Pedro Santana Lopes
Pedro Santana Lopes 19 de Outubro de 2016 às 20:32

O futuro do trabalho

Para não falarmos só de notícias negativas ou de assuntos preocupantes, gostaria de referir uma sessão a que assisti ontem de manhã no Teatro da Trindade, em Lisboa. A sessão pretendeu celebrar os 100 anos do Ministério do Trabalho que este ano se completam.

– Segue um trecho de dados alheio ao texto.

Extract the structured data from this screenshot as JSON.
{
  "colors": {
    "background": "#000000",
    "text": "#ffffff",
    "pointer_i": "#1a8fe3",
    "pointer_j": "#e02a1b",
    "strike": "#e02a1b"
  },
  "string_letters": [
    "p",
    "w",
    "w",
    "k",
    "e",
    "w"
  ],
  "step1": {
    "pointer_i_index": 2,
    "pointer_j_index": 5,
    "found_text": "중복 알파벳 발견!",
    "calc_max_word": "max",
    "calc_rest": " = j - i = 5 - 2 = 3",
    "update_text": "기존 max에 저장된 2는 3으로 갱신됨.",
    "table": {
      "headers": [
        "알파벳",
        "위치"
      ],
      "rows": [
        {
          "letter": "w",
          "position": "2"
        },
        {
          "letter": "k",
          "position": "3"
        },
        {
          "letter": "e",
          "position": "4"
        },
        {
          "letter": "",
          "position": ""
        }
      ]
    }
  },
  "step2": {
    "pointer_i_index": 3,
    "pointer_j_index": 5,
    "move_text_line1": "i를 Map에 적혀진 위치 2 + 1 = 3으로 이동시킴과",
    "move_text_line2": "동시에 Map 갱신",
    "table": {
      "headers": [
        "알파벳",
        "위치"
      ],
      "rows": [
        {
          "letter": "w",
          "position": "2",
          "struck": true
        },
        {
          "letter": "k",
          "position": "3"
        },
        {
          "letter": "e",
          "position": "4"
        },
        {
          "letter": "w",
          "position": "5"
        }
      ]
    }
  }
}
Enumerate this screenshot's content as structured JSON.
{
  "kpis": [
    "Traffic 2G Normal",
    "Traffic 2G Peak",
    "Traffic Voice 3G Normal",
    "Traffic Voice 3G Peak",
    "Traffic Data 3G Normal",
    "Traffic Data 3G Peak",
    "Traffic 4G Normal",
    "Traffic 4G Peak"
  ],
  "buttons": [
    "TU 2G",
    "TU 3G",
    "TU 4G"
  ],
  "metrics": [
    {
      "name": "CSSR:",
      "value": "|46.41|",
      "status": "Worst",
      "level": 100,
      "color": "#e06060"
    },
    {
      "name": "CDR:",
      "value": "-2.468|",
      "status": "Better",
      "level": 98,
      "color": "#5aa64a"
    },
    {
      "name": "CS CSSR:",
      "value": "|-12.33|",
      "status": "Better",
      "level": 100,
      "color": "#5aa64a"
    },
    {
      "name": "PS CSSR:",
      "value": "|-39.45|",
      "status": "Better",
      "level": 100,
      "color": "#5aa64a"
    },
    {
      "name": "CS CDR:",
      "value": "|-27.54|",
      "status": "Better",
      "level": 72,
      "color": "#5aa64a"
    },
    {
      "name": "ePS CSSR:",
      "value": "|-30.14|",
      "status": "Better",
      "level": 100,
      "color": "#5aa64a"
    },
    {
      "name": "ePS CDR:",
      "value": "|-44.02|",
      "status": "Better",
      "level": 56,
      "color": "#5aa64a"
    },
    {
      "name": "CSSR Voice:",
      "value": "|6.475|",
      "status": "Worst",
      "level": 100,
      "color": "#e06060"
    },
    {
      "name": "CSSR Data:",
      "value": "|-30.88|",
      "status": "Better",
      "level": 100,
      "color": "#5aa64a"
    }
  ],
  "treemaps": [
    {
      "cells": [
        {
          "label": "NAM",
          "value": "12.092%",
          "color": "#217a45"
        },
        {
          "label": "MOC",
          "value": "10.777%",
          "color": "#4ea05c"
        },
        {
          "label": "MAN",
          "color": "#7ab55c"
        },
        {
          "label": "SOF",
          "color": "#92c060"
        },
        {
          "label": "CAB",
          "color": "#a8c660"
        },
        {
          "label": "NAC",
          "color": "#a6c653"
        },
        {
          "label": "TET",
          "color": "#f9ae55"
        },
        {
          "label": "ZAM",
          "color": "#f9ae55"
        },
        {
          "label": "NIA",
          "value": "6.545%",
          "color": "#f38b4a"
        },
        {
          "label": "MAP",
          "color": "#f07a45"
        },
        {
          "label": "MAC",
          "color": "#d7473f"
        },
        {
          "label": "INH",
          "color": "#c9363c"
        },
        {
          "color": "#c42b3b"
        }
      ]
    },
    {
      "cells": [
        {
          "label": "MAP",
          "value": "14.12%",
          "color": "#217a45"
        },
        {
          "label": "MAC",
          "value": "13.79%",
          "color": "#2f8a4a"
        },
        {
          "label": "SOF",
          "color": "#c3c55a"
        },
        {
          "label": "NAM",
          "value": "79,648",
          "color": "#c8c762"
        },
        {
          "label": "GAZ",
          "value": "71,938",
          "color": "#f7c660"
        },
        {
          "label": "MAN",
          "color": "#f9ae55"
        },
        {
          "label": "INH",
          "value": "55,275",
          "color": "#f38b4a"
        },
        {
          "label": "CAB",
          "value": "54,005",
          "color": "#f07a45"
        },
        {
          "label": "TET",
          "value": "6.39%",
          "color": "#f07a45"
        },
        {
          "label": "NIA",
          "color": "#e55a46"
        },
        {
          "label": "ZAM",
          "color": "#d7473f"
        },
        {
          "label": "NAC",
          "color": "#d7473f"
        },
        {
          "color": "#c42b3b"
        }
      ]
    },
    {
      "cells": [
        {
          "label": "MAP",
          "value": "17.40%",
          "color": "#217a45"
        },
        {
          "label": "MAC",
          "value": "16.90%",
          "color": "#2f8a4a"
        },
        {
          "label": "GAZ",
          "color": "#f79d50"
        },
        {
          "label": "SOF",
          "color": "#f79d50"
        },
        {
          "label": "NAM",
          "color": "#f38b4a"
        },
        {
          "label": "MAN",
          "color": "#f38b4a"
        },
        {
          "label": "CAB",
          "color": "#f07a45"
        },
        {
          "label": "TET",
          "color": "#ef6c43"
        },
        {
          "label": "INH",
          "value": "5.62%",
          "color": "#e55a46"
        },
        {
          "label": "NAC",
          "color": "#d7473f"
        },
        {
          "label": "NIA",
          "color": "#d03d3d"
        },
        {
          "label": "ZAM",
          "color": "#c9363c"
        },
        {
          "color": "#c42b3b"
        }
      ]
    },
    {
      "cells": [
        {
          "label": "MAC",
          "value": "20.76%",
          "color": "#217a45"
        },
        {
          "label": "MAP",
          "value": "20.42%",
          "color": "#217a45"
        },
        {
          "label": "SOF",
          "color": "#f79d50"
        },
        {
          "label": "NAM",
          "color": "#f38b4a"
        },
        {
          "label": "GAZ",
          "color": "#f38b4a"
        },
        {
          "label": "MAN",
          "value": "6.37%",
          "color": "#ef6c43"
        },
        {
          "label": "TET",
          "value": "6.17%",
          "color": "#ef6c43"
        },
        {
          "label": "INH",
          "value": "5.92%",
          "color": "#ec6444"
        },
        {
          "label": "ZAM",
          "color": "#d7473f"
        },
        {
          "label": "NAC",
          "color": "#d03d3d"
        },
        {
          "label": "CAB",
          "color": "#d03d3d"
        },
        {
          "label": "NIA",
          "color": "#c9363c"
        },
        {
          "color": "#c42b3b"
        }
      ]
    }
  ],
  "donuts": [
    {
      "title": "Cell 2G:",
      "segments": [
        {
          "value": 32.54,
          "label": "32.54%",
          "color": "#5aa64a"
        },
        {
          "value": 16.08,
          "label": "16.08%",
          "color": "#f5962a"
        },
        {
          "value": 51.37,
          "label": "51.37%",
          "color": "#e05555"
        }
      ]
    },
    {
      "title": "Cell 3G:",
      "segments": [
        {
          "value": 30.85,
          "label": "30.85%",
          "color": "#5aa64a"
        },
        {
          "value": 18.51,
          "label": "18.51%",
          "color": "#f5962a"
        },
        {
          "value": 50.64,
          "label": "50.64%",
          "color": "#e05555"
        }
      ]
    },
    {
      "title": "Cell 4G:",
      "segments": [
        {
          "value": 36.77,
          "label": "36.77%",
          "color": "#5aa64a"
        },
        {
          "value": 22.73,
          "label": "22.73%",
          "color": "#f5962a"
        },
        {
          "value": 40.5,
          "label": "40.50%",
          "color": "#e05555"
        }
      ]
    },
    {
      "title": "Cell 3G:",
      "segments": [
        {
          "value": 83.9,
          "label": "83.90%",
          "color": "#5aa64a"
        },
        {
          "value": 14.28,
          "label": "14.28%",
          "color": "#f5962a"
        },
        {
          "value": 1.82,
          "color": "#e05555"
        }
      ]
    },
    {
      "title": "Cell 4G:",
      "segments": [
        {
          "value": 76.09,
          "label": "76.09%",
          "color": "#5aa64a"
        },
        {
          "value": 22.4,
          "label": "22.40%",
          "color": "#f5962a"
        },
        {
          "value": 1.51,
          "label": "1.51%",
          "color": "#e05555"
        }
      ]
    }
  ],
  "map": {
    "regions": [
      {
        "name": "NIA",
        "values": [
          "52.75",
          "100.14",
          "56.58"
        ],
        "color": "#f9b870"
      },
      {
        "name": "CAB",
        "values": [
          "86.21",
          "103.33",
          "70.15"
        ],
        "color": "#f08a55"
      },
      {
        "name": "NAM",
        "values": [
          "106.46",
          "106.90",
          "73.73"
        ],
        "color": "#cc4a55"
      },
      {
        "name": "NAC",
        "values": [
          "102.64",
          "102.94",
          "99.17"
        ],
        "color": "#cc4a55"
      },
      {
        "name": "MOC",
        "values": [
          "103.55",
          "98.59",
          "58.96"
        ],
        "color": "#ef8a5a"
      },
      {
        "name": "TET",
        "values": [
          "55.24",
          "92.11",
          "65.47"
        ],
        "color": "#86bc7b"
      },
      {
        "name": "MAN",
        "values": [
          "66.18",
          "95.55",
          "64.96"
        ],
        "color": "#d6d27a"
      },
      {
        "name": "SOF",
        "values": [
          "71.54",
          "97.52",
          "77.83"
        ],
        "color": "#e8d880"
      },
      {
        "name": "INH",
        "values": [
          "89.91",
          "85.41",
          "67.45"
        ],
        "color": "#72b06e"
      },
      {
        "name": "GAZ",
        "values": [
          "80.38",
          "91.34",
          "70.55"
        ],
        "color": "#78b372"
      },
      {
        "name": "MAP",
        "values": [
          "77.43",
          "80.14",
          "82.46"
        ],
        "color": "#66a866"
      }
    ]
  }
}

Esteve presente o primeiro-ministro, o ministro do Trabalho, da Solidariedade e da Segurança Social, o diretor-geral da OIT e o diretor para o Emprego, Trabalho e Assuntos Sociais da OCDE. Gostaria de referir três pontos interessantes que recolhi das intervenções que ouvi.

 

António Costa falou numa nova política pública, a que resulta da produção digital. Com toda a inovação tecnológica, naturalmente, alteram-se as linhas de produção e urge adaptar os trabalhadores a essas novas realidades. Desenvolver essa nova linha de trabalho, juntamente com os empregados, os parceiros sociais e as universidades é sem dúvida importante. António Costa disse, e julgo que todos subscrevemos, que as empresas precisam de ser capitalizadas não só financeiramente, mas também nos seus recursos humanos, que precisam de ser requalificados e melhorados.

 

Stefano Scarpetta da OCDE fez uma análise interessante às transições e metamorfoses das relações laborais e das oportunidades profissionais. Procurou demonstrar que, além das várias reformas em curso na sociedade, não tem de se dar por adquirida a ideia de que essas mudanças acarretarão o fim das oportunidades de emprego, com mais ou menos "uberização". Disse que podem mudar até os locais de trabalho, o tipo de relações laborais, que pode não se saber quem é o empregador, mas que oportunidades de emprego, pelo menos na proporção em que hoje existem na população mundial, continuarão a existir.

 

O ministro Vieira da Silva, numa linha de raciocínio semelhante, sublinhou duas notas: em primeiro lugar, que já desde a máquina a vapor que se diz que os avanços científicos e tecnológicos iriam ter graves consequências no emprego e não foi isso que se verificou. A outra nota é de que não foi a máquina a vapor ou a industrialização que trouxeram o progresso para as pessoas, mas sim o Estado Social que se desenvolveu concomitantemente a essa evolução técnica. Dizia o ministro que não foi a máquina a vapor que trouxe a proteção na doença, o direito a férias, o 13.º mês ou a licença de maternidade ou parentalidade.

 

A sessão visava refletir sobre o futuro do trabalho e sobre o trabalho do futuro e confesso que foram interessantes as intervenções. Ouvi também algumas referências críticas, com elegância, às opções políticas seguidas pelo Governo anterior. Naturalmente, há diferentes conceções para conseguirmos melhores níveis de produtividade na nossa economia. Dei comigo a pensar que, não falando dos debates parlamentares, que faria bem a muitas pessoas participarem em sessões com reflexão ou fóruns de temas como este à luz do pensamento de pessoas com diferentes formações e opções ideológicas. Se há lacuna que o mundo de hoje tem é o do pensamento ou, antes, de tempo para pensar, para refletir, para ponderar os argumentos, as variáveis, os fatores que permitam uma conclusão fundamentada para as questões que se apresentam todos os dias aos decisores. O caminho que este Governo está a seguir e o contraste com o Governo anterior ou, dito ao contrário, o caminho que foi seguido pelo Governo anterior em contraste com o deste Executivo, fornece boas pistas para refletirmos sobre as novas políticas que se exigem para o presente e para o futuro da governação de Portugal, das suas empresas e das escolhas dos empresários em nome individual e de muitas instituições que constituem o tecido económico-social do país.